Breakfast was better, with a small but perfectly good buffet that actually exceeded my expectations:
A full English buffet was available, and you could also order scrambled, fried or poached eggs to go with it.
My gut feeling is that The Rock Hotel likes to think it is the most luxury hotel in Gibraltar but in reality it is a decent four-star that occasionally rests on its laurels a little too often.
It certainly commands a spectacular location in the town and you won’t get better views across the bay from any other hotel. The public areas are lovely too, with lovely light filled art deco lounge and dining rooms that hark back to the hotel’s history.
In other parts, the hotel needs a tweak, especially in the bathrooms.
As the hotel is not part of any chain, your best bet to get some rewards from your booking is via Hotels.com Rewards. The booking page is here. Do check the price against the official hotel web site in case there are any direct booking savings to be had, but I didn’t find any – I used Hotels.com.

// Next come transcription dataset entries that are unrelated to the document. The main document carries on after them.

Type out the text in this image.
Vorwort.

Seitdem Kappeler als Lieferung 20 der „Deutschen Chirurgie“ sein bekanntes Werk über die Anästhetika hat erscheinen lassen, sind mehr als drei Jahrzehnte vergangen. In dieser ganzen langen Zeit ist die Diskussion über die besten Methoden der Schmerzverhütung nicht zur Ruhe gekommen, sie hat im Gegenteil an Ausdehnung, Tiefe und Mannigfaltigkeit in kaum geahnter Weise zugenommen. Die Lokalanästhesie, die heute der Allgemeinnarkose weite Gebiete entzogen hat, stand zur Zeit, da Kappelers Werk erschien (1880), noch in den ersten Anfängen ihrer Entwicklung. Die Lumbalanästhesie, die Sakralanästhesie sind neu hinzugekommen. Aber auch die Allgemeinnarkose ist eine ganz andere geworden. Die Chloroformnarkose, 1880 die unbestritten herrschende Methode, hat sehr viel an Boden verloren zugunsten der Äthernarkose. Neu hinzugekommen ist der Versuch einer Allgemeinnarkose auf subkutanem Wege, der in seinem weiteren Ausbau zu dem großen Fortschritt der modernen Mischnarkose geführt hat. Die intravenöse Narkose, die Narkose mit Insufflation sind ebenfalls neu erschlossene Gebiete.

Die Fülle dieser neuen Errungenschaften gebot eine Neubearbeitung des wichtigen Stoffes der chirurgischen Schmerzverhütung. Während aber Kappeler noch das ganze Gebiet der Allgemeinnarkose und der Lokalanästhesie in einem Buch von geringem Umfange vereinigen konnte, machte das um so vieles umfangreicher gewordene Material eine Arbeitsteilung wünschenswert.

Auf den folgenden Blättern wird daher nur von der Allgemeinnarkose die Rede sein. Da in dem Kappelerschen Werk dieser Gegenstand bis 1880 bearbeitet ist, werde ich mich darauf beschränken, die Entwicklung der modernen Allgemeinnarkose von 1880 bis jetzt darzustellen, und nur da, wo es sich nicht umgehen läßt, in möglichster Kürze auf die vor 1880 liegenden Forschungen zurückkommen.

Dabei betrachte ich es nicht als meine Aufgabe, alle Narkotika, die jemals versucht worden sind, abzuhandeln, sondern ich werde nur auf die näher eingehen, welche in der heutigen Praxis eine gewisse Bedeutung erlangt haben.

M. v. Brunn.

What to see and do in Gibraltar
I was in Gibraltar for 24 hours and managed to see everything I wanted to see and do, although I think you would be in less of a rush with a two night stay.
My highlights included:
- Hiking the Mediterranean steps up to the top of the rock. From The Rock Hotel you can walk up to the starting point of the Steps at Jews Gate on the Eastern edge of the rock (about 20-30 mins depending on your fitness level) before purchasing your entry to the Upper Rock Nature Reserve (£13, including all the attractions at the top). The hike up the Mediterranean Steps is a fairly steep incline and with several hundred metres elevation. It winds its way around the southerly point of the rock and tops out at Lord Aire’s Battery. It is well worth doing, with beautiful views across to Africa, although its southerly aspect will make it very hot in the summer.
- St Michael’s Cave: included in your Nature Reserve ticket is entry to the various historical and military attractions on the rock, but by far my favourite was St Michael’s Cave, a natural cave with stalactites that now hosts a small auditorium in the largest of the caves. In 2021 a new immersive audiovisual experience was installed that depicts the cave’s geological history.
- Gibraltar Skywalk: a more recent addition to the visitor attractions on the rock is the Skywalk, a glass-floored view point. It doesn’t have quite the same commanding views as the Mediterranean Steps but still worth doing.
- Cheap booze: it would be remiss to visit Gibraltar without purchasing a few bottles from the many off-licence shops along Main Street. Alcohol costs are about half what you would pay in the UK – you can get a litre of Bombay Sapphire for around £12 for example (the cheapest brand-name gin I could find was 1l of Beefeater for around £8). The airside duty free shop in Gibraltar Airport is also a good spot to pick up some booze and prices are virtually identical to the shops on Main Street.
- The Gibraltar Botanic Gardens make for a lovely late afternoon stroll and lead down to the cable car and end of Main Street.
Whilst taxis and cable cars will get you up and around the rock, I really do recommend walking the entire thing. The paths are tarmaced and, once you are at the top, generally flat or slope down.